Fin du temps de Noël
Pour la plupart d’entre nous, la fête de l’Épiphanie marque la fin du temps des fêtes. Nous ramassons sapins, crèches, père Noël, lumières et boules de Noël. Lundi c’est le retour à l’école, au travail, à l’horaire régulier. C’est le retour à notre bonne vieille routine quotidienne. Est-ce que la fête de Noël change quelque chose dans ma vie?
C’est en réfléchissant à cette question que l’expérience que vivent les mages m’a rejoint. Comment, comme eux, retourner à ma routine quotidienne en empruntant un autre chemin?

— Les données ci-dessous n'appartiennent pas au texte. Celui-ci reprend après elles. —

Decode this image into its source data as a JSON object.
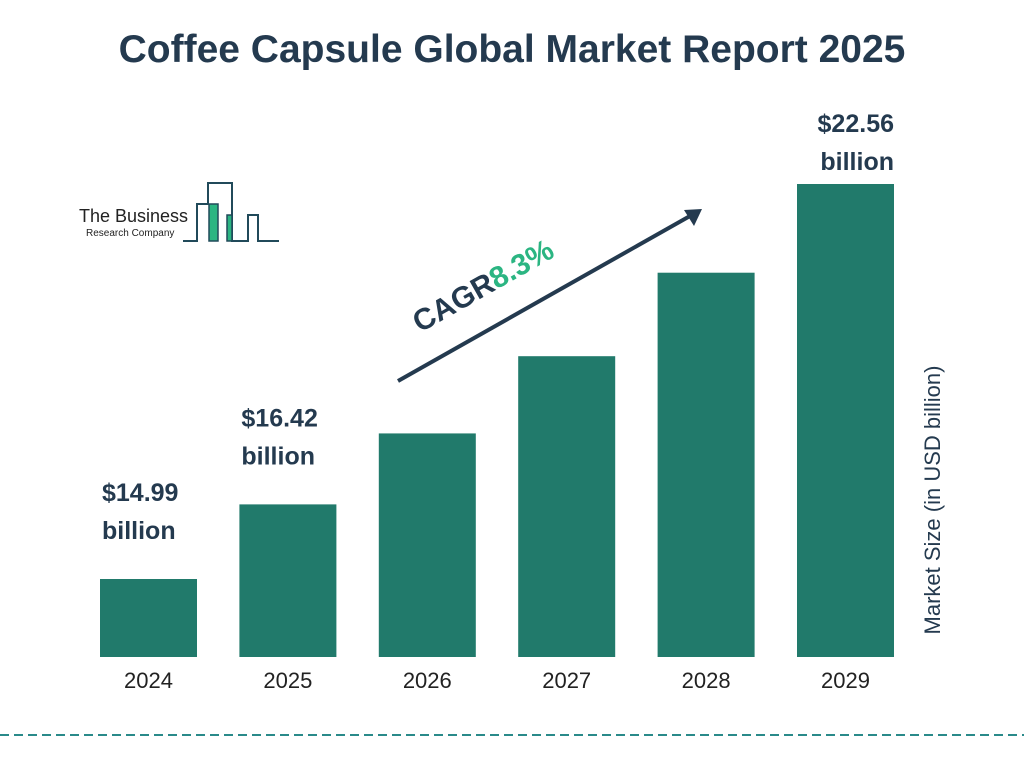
{
  "chart_data": {
    "type": "bar",
    "title": "Coffee Capsule Global Market Report 2025",
    "ylabel": "Market Size (in USD billion)",
    "categories": [
      "2024",
      "2025",
      "2026",
      "2027",
      "2028",
      "2029"
    ],
    "values": [
      14.99,
      16.42,
      17.78,
      19.26,
      20.86,
      22.56
    ],
    "data_labels": [
      {
        "index": 0,
        "line1": "$14.99",
        "line2": "billion"
      },
      {
        "index": 1,
        "line1": "$16.42",
        "line2": "billion"
      },
      {
        "index": 5,
        "line1": "$22.56",
        "line2": "billion"
      }
    ],
    "annotation": {
      "text": "CAGR",
      "value": "8.3%"
    },
    "colors": {
      "bar": "#217a6b",
      "text": "#243a4f",
      "accent": "#2bb582",
      "divider": "#2a8a8a"
    },
    "grid": false
  },
  "logo": {
    "line1": "The Business",
    "line2": "Research Company"
  }
}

Entrons dans leur expérience afin de découvrir cet autre chemin.
Qui sont les mages?
Les mages sont des païens qui sont comme dit saint Paul « Associés au même héritage que nous.» Les mages sont surtout des chercheurs de Dieu. Ils symbolisent tous les hommes et toutes les femmes du monde entier qui cherchent Dieu et qui veulent trouver le chemin les conduisant à rencontrer Dieu dans leur vie quotidienne.
La qualité d’un mage
La qualité principale d’un mage, d’un chercheur de Dieu c’est son désir de découvrir dans sa vie les signes qui vont le conduire à rencontrer Dieu. Comme le dit Isaïe dans la première lecture il faut «lever les yeux et voir autour de nous» les signes, l’étoile qui va nous conduire vers cette manifestation de Dieu dans nos vies. Cette étoile, c’est souvent une personne ou un événement que l’on vit qui nous fait signe de la suivre.
Se mettre en chemin
Comme les mages, nous avons à nous mettre en chemin sans trop savoir où cela va nous conduire.
Disparition de l’étoile
Et puis arrive ce moment où, comme pour les mages, l’étoile disparaît de nos yeux. Nous avons besoin de consulter. Nous rencontrons parfois des gens comme Hérode et les scribes qui prétendent tout savoir sur Dieu. Quand tu sais tout, tu ne cherches plus de signes. Tu ne te mets plus en route. Je ressemble aussi à Hérode et aux scribes quand je me dis: Savoir que le Sauveur est né, ça ne change pas grand chose dans ma vie.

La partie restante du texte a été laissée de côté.